Emotions are not just reactions to events. Different emotions can change the ways we think and influence how we respond to others. Emotions are intensely social in that they can draw us closer or push us farther apart. Emotions are also meaningful signals about other people’s motivations, goals, and intentions. The intimate connection between function words and emotional state naturally follows. Emotions make us think about the world differently and function words reflect this change in thinking.

The relationship between thoughts and feelings has been the subject of heated debate in philosophy and psychology for centuries. Both Aristotle and Plato argued that logic and emotions were fundamentally different processes. Descartes, writing in the seventeenth century, went farther by claiming that emotions undermined people’s abilities to think rationally. The early American psychologist William James also emphasized how emotions and passions frequently blinded people’s judgments. Sigmund Freud argued that fundamental emotional issues were the driving force of personality and behavior.

We are now beginning to think very differently about emotions and reason due, in part, to discoveries in the brain sciences. One of the most eloquent spokesmen for this new perspective is Antonio R. Damasio, a neuroscientist who has studied and written about the behaviors of people who suffer damage to the frontal lobe of the brain. The frontal lobe integrates information from primal emotional centers as well as regions associated with abstract reasoning and language. Many of the connections are so extensive that it makes no sense to make a sharp distinction between emotions and thoughts.

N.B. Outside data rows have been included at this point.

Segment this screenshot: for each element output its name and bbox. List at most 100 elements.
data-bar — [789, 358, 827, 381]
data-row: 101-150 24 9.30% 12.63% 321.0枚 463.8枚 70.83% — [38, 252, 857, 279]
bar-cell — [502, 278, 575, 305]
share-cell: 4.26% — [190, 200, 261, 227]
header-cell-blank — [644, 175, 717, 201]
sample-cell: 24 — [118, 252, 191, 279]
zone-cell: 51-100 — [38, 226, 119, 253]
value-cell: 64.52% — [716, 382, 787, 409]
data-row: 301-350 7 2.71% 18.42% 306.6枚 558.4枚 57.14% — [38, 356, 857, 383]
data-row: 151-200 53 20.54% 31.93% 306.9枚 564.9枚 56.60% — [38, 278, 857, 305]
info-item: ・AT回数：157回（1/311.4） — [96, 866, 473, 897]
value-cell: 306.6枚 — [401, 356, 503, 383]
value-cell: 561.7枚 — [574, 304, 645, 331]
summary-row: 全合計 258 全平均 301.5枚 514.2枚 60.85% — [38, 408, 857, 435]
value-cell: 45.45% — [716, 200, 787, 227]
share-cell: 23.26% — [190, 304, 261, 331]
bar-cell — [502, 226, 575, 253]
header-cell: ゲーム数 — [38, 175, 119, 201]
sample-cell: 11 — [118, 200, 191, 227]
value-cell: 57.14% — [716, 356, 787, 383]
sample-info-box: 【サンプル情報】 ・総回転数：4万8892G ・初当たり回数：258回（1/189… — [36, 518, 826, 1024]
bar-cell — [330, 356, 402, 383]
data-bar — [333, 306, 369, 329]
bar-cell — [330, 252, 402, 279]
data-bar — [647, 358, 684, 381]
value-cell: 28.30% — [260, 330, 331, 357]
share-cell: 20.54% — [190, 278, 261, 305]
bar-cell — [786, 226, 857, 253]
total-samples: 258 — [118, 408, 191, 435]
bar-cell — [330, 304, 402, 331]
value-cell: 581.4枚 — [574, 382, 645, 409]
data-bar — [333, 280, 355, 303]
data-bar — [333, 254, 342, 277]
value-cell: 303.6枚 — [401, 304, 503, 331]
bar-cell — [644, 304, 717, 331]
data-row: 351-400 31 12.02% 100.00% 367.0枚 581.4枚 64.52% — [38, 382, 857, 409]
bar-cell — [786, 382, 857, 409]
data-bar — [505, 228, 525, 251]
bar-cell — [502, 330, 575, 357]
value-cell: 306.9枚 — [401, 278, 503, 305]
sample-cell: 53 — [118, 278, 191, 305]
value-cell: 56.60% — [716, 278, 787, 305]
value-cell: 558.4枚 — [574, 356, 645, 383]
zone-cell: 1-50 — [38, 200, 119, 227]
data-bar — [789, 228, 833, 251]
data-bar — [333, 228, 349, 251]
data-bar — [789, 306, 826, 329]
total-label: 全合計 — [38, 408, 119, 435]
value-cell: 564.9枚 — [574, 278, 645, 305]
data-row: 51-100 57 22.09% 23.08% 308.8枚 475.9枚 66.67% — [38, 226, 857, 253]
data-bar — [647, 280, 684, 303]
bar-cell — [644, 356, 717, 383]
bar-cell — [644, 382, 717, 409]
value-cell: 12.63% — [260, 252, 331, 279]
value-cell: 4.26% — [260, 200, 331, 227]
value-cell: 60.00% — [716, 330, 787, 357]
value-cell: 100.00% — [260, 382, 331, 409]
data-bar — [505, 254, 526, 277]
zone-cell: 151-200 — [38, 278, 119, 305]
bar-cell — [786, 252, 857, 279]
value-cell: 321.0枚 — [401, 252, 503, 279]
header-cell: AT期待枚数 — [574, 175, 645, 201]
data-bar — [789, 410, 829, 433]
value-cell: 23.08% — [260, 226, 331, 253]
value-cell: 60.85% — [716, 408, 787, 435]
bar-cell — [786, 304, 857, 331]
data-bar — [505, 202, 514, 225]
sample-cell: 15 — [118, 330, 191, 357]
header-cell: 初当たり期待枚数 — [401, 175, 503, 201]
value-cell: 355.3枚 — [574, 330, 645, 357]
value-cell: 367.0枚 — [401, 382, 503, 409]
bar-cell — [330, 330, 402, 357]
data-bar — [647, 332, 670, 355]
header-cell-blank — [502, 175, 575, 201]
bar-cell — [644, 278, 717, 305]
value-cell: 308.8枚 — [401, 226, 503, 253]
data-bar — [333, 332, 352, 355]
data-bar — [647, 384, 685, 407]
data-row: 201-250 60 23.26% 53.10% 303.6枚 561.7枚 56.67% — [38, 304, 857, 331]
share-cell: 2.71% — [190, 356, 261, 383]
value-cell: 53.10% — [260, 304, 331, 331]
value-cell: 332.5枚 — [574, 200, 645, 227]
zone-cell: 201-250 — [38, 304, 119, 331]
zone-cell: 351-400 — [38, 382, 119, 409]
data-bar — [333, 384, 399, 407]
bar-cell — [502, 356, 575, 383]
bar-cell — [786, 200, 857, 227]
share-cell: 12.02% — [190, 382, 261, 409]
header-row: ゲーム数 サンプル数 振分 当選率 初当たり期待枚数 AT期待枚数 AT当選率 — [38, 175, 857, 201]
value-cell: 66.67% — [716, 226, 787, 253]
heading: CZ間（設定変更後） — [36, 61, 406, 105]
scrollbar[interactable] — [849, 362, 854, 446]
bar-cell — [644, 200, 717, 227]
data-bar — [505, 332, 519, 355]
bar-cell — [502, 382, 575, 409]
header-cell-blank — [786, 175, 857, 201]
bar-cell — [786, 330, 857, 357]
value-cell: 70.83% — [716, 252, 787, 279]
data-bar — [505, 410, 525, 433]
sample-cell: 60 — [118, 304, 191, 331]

In his book Descartes’ Error, Damasio describes a procedure whereby people play a competitive card game. Healthy people with no brain damage are highly sensitive to rewards and punishments in making their decisions. Those with damage to their frontal lobes, however, seem to ignore the feelings they get from failure. He concludes that the emotions associated with losing help people to behave more rationally. Emotions inform thoughts.

That our feelings affect the ways we think about the world is the take-home message of this chapter. Our emotions influence our thinking, which is reflected in the ways we use function words. By extension, function words can give us a sense of how other people are thinking and feeling. They also serve as subtle public announcements alerting others to our own emotional states, our thinking patterns, and where we are paying attention.